C’è però un problema, ed è che durante tutta la serata – due ore e un quarto di concerto – Yorke e soci hanno fatto benissimo quello: i Radiohead. Al massimo. Perfettamente. Come nessun altro è in grado di fare. Due ore e un quarto in cui non ho avvertito, mai e poi mai, la possibilità di venire condotto altrove, una ipotesi di oltrepassamento, di sbalordimento. La liturgia, che sempre presuppone la presenza – la compresenza – del mistero, è diventata una celebrazione. O, se preferite, è stata declassata a una formidabile commemorazione. Molto, molto bella. Ma nient’altro che questo. Un give the people what they want che non ha mancato di ottenere risultati – lo spettacolo infatti è stato molto apprezzato dalla quasi totalità dei presenti, a giudicare dai commenti sui social – ma che personalmente fatico ad accettare dai Radiohead. Che sta agli antipodi, in definitiva, rispetto ai motivi per cui ho amato e amo i Radiohead. Che sta agli antipodi rispetto a ciò che cerco nel rock, rispetto a ciò che per me è il rock. E che potrei farmi bastare, certo, ma non può essere sufficiente per giustificare a me stesso – ormai decrepito quarantasettenne – la spesa e la fatica (svincolarsi dall’ufficio, dalla famiglia, dal mal di schiena, individuare il parcheggio, trovarlo, poi tramvia, ore di attesa, file per i token, per la birra, per il panino, per pisciare…) fisiologiche in un concerto di questa portata.

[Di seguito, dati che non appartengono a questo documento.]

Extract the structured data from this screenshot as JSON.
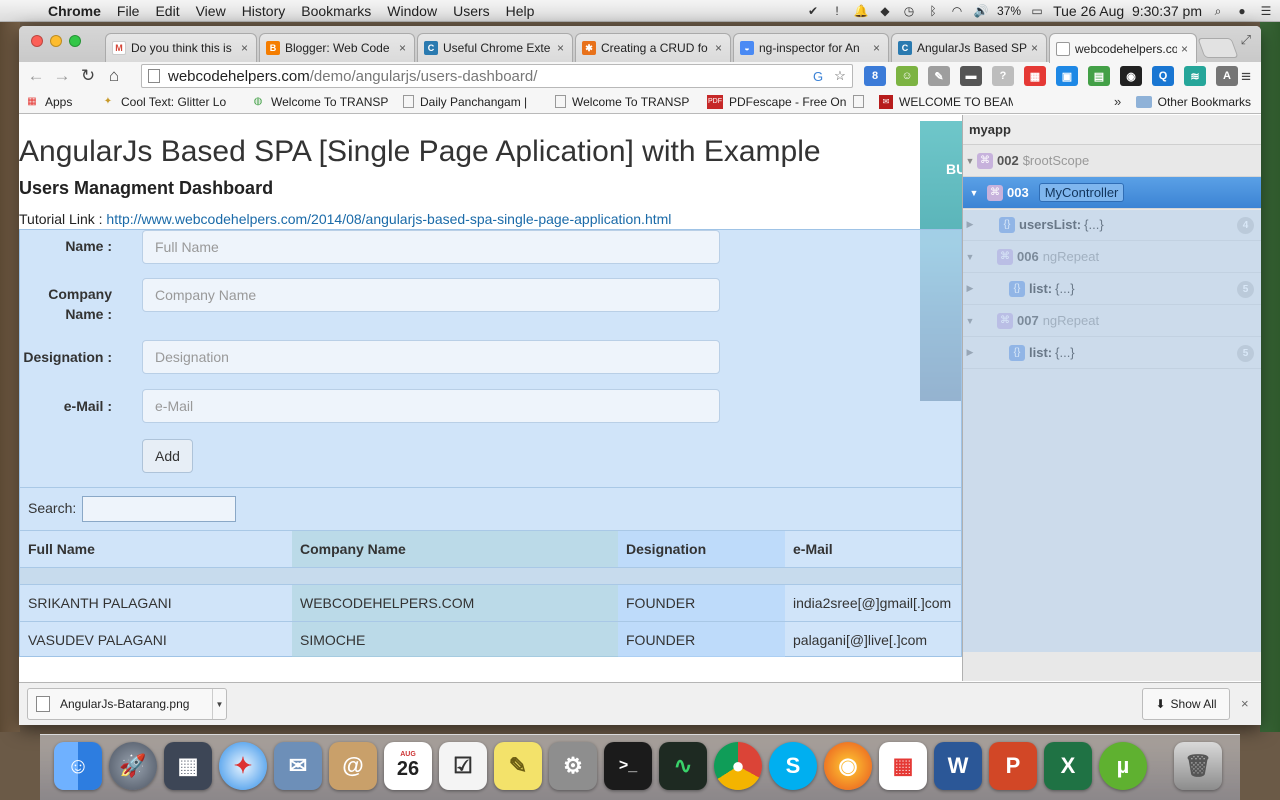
{
  "menubar": {
    "app": "Chrome",
    "items": [
      "File",
      "Edit",
      "View",
      "History",
      "Bookmarks",
      "Window",
      "Users",
      "Help"
    ],
    "battery": "37%",
    "datetime": "Tue 26 Aug  9:30:37 pm"
  },
  "tabs": [
    {
      "title": "Do you think this is",
      "favicon": "gmail-icon",
      "color": "#d44638"
    },
    {
      "title": "Blogger: Web Code",
      "favicon": "blogger-icon",
      "color": "#f57d00"
    },
    {
      "title": "Useful Chrome Exte",
      "favicon": "webcodehelpers-icon",
      "color": "#2a7ab0"
    },
    {
      "title": "Creating a CRUD fo",
      "favicon": "orange-icon",
      "color": "#e8711a"
    },
    {
      "title": "ng-inspector for An",
      "favicon": "chrome-store-icon",
      "color": "#4a8af4"
    },
    {
      "title": "AngularJs Based SP",
      "favicon": "webcodehelpers-icon",
      "color": "#2a7ab0"
    },
    {
      "title": "webcodehelpers.co",
      "favicon": "page-icon",
      "color": "#ffffff"
    }
  ],
  "address": {
    "host": "webcodehelpers.com",
    "path": "/demo/angularjs/users-dashboard/"
  },
  "bookmarks": [
    {
      "label": "Apps",
      "icon": "apps-grid-icon"
    },
    {
      "label": "Cool Text: Glitter Lo",
      "icon": "cooltext-icon"
    },
    {
      "label": "Welcome To TRANSP",
      "icon": "globe-icon"
    },
    {
      "label": "Daily Panchangam | ",
      "icon": "page-icon"
    },
    {
      "label": "Welcome To TRANSP",
      "icon": "page-icon"
    },
    {
      "label": "PDFescape - Free On",
      "icon": "pdf-icon"
    },
    {
      "label": "",
      "icon": "page-icon"
    },
    {
      "label": "WELCOME TO BEAM",
      "icon": "beam-icon"
    }
  ],
  "bookmarks_other": "Other Bookmarks",
  "page": {
    "title": "AngularJs Based SPA [Single Page Aplication] with Example",
    "subtitle": "Users Managment Dashboard",
    "tutorial_prefix": "Tutorial Link :",
    "tutorial_url": "http://www.webcodehelpers.com/2014/08/angularjs-based-spa-single-page-application.html",
    "banner_text": "BU"
  },
  "form": {
    "name_label": "Name :",
    "name_placeholder": "Full Name",
    "company_label_1": "Company",
    "company_label_2": "Name :",
    "company_placeholder": "Company Name",
    "designation_label": "Designation :",
    "designation_placeholder": "Designation",
    "email_label": "e-Mail :",
    "email_placeholder": "e-Mail",
    "add_label": "Add",
    "search_label": "Search:"
  },
  "table": {
    "headers": [
      "Full Name",
      "Company Name",
      "Designation",
      "e-Mail"
    ],
    "rows": [
      [
        "SRIKANTH PALAGANI",
        "WEBCODEHELPERS.COM",
        "FOUNDER",
        "india2sree[@]gmail[.]com"
      ],
      [
        "VASUDEV PALAGANI",
        "SIMOCHE",
        "FOUNDER",
        "palagani[@]live[.]com"
      ]
    ]
  },
  "panel": {
    "title": "myapp",
    "scopes": [
      {
        "num": "002",
        "name": "$rootScope"
      },
      {
        "num": "003",
        "name": "MyController"
      },
      {
        "key": "usersList:",
        "val": "{...}",
        "count": "4"
      },
      {
        "num": "006",
        "name": "ngRepeat"
      },
      {
        "key": "list:",
        "val": "{...}",
        "count": "5"
      },
      {
        "num": "007",
        "name": "ngRepeat"
      },
      {
        "key": "list:",
        "val": "{...}",
        "count": "5"
      }
    ]
  },
  "download": {
    "filename": "AngularJs-Batarang.png",
    "show_all": "Show All"
  },
  "dock": {
    "calendar_month": "AUG",
    "calendar_day": "26"
  }
}
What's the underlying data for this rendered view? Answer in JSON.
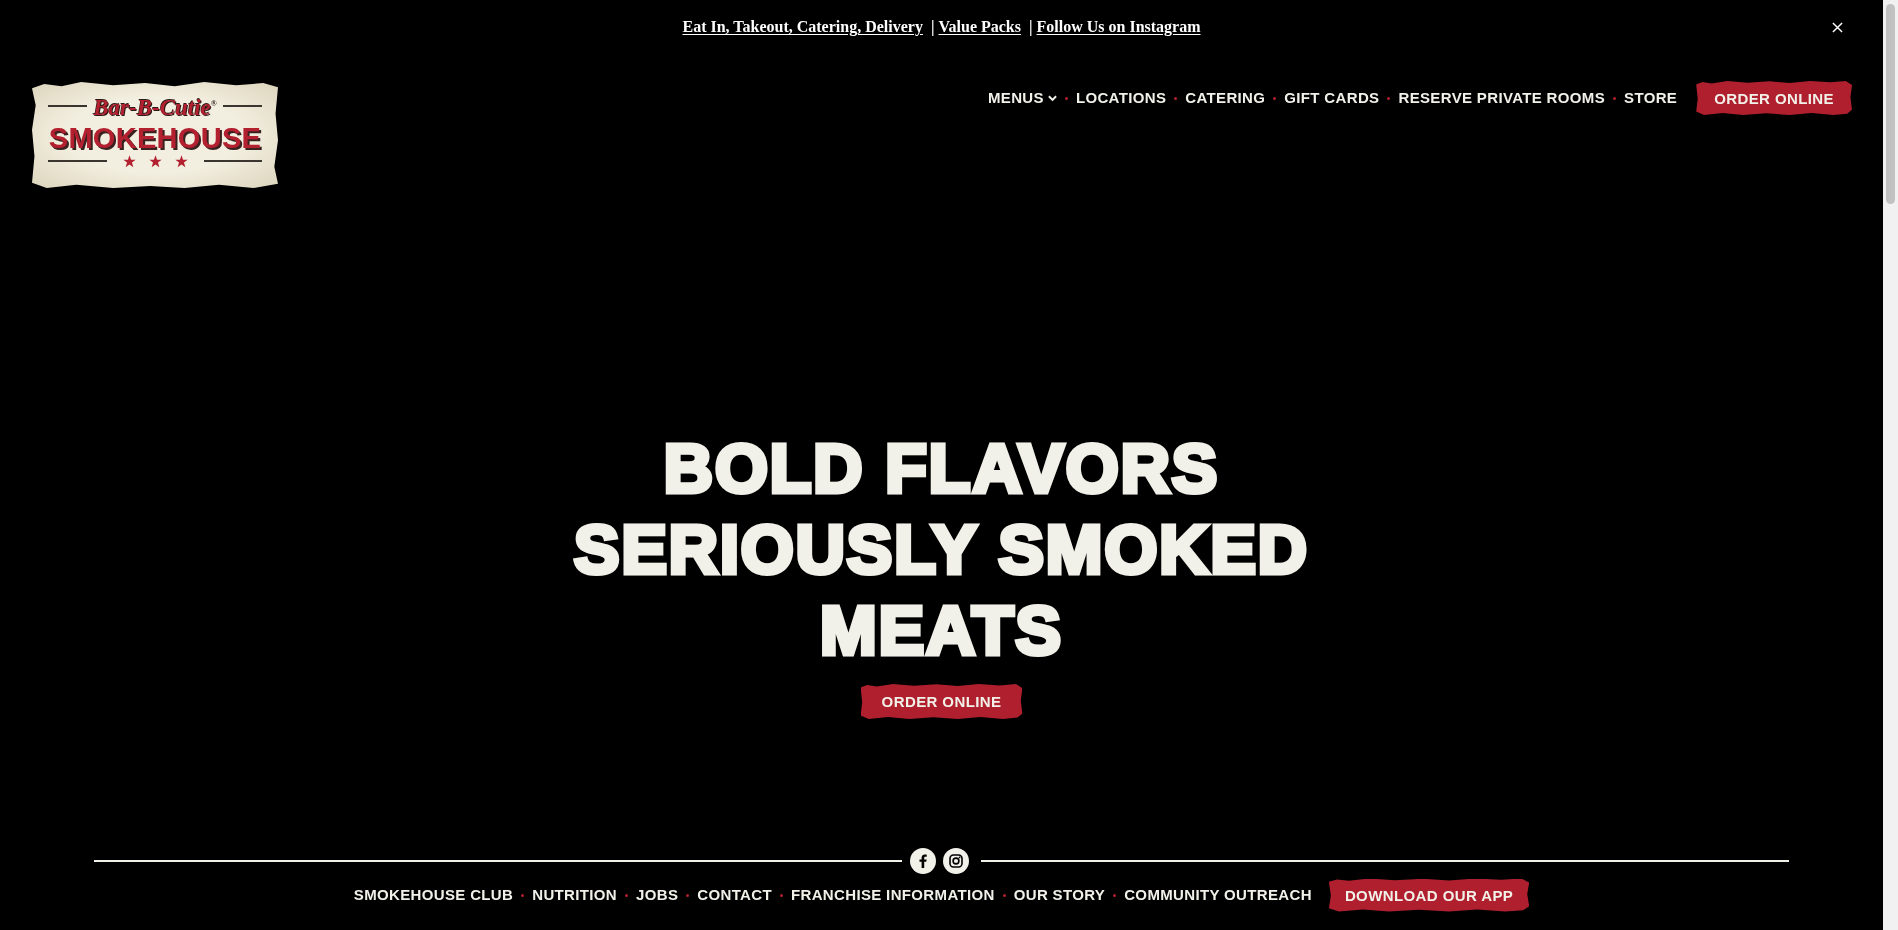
{
  "announcement": {
    "items": [
      {
        "kind": "link",
        "text": "Eat In, Takeout, Catering, Delivery"
      },
      {
        "kind": "separator",
        "text": "|"
      },
      {
        "kind": "link",
        "text": "Value Packs"
      },
      {
        "kind": "separator",
        "text": "|"
      },
      {
        "kind": "link",
        "text": "Follow Us on Instagram"
      }
    ]
  },
  "logo": {
    "script": "Bar-B-Cutie$^{®}$",
    "title": "SMOKEHOUSE"
  },
  "nav": {
    "items": [
      {
        "kind": "dropdown",
        "label": "MENUS"
      },
      {
        "kind": "link",
        "label": "LOCATIONS"
      },
      {
        "kind": "link",
        "label": "CATERING"
      },
      {
        "kind": "link",
        "label": "GIFT CARDS"
      },
      {
        "kind": "link",
        "label": "RESERVE PRIVATE ROOMS"
      },
      {
        "kind": "link",
        "label": "STORE"
      },
      {
        "kind": "button",
        "label": "ORDER ONLINE"
      }
    ]
  },
  "hero": {
    "heading": "BOLD FLAVORS SERIOUSLY SMOKED MEATS",
    "button": "ORDER ONLINE"
  },
  "footer": {
    "links": [
      {
        "kind": "link",
        "label": "SMOKEHOUSE CLUB"
      },
      {
        "kind": "link",
        "label": "NUTRITION"
      },
      {
        "kind": "link",
        "label": "JOBS"
      },
      {
        "kind": "link",
        "label": "CONTACT"
      },
      {
        "kind": "link",
        "label": "FRANCHISE INFORMATION"
      },
      {
        "kind": "link",
        "label": "OUR STORY"
      },
      {
        "kind": "link",
        "label": "COMMUNITY OUTREACH"
      },
      {
        "kind": "button",
        "label": "DOWNLOAD OUR APP"
      }
    ]
  }
}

Della mia età, con tutto ciò che significa, so che devo tenere conto. Infatti, mentre le canzoni scorrevano e ne valutavo l’effettiva bontà senza avvertire nessuno scatto, nessuna molla, non facevo altro che dirmi: «sono io, non sono loro». Certo: mia la colpa. Non loro. E neppure del ventenne che pochi centimetri dietro di me urlava tre volte il titolo di ogni canzone perché tutti fossimo ben informati del fatto che l’aveva riconosciuta, poi iniziava a cantarla, non accontentandosi di cantare ma interpretando, addirittura imitando Yorke (santiddio), quindi non contento canticchiava pure i fraseggi di chitarra e i giri di basso. Ripeto: i fraseggi di chitarra, i giri di basso, qualche volta anche i riff di tastiera. Paranoid Android l’ho vissuta così, odiando l’entusiasmo di quel ragazzino che rovinava la bravura dei Radiohead nel fare i Radiohead come nessun altro è in grado di fare. E dicendomi: «sono io, lo so. Sono io. Non sono loro». Oppure no. Forse sono anche un po’ loro. Loro che adesso – adesso – vogliono che sia così. Ed è giusto, se mi guardo intorno, se considero quello che sta succedendo al rock, che sta succedendo a noi. E’ giusto che loro lo vogliano. Ed è giusto che forse, forse, lo abbiano sempre un po’ voluto. Così come è giusto, infine, che a me sembri un po’ triste.

(Comunque, alla fine tutto sarebbe andato bene e mi sarebbe sembrato più bello, convincente, avvincente, se avessi potuto chiudere gli occhi, chiuderli e sparire completamente, perdermi tutto, del tutto, anche solo per pochi istanti, su Like Spinning Plates. Ma non l’hanno suonata. Non lo hanno fatto. Ed è, ancora una volta, giusto.)